E poi testamento: la prova che nessuno sceglieva mai. Forse perché nessuno sapeva davvero che cosa richiedesse. C’erano bambini che imponevano di scrivere una lunga serie di oggetti da lasciare in eredità e c’erano invece quelli che, umilmente, chiedevano di scegliere un’altra prova perché non si capiva cosa prevedesse l’ultima oscura sfida. Il testamento: affrontare l’unica ipocrita esperienza umana che l’uomo non può esperire. Secondi il filosofo tedesco Heidegger, l’unica esistenza autentica sia caratterizzata dal vivere–per-la-morte, ovvero l’essere consapevoli del fatto che la morte è l’inevitabile poter-essere cui tende la vita umana, accettarla come caratteristica intrinseca della nostra esistenza. Cosa che non ci deve limitare o spaventare: siamo uomini e dobbiamo avere coscienza della nostra finitudine. Anzi questo ci permette di non sprecare la nostra vita in piaceri superficiali, ma di vivere autenticamente e lasciare un insegnamento, se vogliamo, di ciò che abbiamo vissuto: un testamento.

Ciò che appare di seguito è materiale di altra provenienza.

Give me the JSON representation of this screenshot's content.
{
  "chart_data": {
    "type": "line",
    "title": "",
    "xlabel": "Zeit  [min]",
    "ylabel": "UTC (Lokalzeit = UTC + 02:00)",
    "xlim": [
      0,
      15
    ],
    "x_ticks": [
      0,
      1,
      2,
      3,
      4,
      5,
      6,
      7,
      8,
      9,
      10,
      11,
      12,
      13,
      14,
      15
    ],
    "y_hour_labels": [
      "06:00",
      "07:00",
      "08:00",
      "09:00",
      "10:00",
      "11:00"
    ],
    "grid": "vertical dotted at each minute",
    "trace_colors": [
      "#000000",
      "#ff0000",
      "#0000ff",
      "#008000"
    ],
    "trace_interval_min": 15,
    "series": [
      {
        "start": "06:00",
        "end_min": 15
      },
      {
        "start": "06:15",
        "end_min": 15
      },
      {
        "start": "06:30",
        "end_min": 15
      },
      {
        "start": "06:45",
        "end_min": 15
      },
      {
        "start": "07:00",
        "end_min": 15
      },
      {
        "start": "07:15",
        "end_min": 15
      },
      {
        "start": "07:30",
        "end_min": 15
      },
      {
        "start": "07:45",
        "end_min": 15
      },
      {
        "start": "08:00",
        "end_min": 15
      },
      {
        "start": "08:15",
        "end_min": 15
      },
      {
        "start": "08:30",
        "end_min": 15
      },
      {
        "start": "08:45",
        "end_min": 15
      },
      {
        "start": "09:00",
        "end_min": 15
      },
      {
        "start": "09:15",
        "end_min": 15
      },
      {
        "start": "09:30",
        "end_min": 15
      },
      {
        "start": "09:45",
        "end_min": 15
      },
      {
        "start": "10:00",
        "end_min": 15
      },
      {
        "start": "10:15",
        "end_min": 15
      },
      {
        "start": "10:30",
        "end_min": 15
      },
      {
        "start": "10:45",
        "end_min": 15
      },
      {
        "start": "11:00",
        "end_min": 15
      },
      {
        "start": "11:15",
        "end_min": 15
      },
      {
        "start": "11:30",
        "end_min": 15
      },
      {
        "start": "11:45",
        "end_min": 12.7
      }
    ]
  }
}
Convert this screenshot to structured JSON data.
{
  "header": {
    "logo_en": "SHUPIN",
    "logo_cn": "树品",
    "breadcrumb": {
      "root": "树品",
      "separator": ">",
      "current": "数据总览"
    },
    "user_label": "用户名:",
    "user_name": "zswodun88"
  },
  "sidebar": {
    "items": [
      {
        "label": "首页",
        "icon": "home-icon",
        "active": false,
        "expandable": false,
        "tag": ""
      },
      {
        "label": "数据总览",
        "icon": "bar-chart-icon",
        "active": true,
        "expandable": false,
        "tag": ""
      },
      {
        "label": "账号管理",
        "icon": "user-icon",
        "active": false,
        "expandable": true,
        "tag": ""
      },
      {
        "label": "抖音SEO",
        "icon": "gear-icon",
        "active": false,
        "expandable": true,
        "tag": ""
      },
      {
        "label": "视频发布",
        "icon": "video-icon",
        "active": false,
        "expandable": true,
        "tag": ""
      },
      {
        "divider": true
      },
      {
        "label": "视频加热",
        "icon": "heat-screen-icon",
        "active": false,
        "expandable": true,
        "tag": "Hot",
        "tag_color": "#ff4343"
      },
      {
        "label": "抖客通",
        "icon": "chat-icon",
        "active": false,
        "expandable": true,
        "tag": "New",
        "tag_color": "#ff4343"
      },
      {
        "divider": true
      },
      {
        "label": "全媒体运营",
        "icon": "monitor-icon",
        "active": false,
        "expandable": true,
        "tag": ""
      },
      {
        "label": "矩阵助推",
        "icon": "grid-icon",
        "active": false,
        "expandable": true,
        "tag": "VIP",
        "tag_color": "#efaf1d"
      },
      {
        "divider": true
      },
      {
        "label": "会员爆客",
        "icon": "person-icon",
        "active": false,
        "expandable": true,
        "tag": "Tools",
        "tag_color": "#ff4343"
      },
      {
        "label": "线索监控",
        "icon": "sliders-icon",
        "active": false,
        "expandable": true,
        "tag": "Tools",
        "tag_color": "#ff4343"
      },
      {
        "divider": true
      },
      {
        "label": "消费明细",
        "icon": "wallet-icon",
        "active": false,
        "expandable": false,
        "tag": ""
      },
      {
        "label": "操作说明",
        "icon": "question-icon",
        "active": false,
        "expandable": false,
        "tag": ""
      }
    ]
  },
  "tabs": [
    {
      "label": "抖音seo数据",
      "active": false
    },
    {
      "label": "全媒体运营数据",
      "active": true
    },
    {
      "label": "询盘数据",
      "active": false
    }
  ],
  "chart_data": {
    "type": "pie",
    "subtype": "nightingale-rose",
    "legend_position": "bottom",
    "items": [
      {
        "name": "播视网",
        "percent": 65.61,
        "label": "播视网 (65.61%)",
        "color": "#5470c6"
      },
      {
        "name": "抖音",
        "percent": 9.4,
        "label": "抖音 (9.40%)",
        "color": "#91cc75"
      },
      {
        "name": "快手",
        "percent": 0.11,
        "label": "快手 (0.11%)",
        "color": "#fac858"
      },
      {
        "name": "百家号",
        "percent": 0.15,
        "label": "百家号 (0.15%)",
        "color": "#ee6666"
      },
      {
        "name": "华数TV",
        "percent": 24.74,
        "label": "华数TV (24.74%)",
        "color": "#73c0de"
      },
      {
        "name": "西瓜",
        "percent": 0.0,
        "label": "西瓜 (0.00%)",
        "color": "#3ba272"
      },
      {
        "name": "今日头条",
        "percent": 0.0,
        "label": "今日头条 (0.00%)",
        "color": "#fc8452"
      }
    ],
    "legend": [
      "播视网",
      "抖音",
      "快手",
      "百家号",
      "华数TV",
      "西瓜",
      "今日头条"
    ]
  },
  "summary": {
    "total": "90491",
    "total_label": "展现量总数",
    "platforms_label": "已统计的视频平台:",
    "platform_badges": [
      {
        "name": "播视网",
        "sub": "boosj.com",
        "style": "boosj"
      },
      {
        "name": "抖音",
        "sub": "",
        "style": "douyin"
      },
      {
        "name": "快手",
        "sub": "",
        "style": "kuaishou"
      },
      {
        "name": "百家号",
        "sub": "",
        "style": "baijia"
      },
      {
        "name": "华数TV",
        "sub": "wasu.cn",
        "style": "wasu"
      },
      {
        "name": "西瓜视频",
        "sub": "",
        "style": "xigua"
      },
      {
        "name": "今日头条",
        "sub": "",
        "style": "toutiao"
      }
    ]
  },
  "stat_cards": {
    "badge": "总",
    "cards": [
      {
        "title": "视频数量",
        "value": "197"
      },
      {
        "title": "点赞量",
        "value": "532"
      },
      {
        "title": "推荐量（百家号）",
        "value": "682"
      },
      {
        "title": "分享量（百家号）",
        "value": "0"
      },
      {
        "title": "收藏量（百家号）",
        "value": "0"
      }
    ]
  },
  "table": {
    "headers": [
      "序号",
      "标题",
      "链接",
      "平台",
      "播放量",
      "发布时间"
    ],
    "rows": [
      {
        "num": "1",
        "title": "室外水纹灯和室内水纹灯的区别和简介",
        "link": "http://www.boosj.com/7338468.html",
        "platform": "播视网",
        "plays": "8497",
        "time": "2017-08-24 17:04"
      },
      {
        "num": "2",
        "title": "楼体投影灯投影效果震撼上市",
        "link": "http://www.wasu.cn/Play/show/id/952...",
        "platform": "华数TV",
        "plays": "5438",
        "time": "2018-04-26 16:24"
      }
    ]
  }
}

Tutto questo in una filastrocca. Un universo incantato racchiuso in una sfera di cristallo. È un tesoro fragile, delicato: conserviamolo con cura. Spolveriamolo ogni tanto, riscopriamolo. Quando da qualche lontana vallata del nostro io, riecheggia una sciocca canzoncina che cantavamo da bambini, non ignoriamola. Fermiamoci ad ascoltare la eco di una primordiale melodia che gorgoglia nelle nostre viscere. Lasciamoci guidare da questo sussurro. Ci sta parlando: è il tenue canto del bambino che eravamo che riemerge dal frastuono della nostra “maturità”. Ricordiamo ciò che inconsapevolmente imparammo da piccoli: dire, fare, baciare, lettera, testamento. Che questo sia il rassicurante suono che accompagna i nostri passi.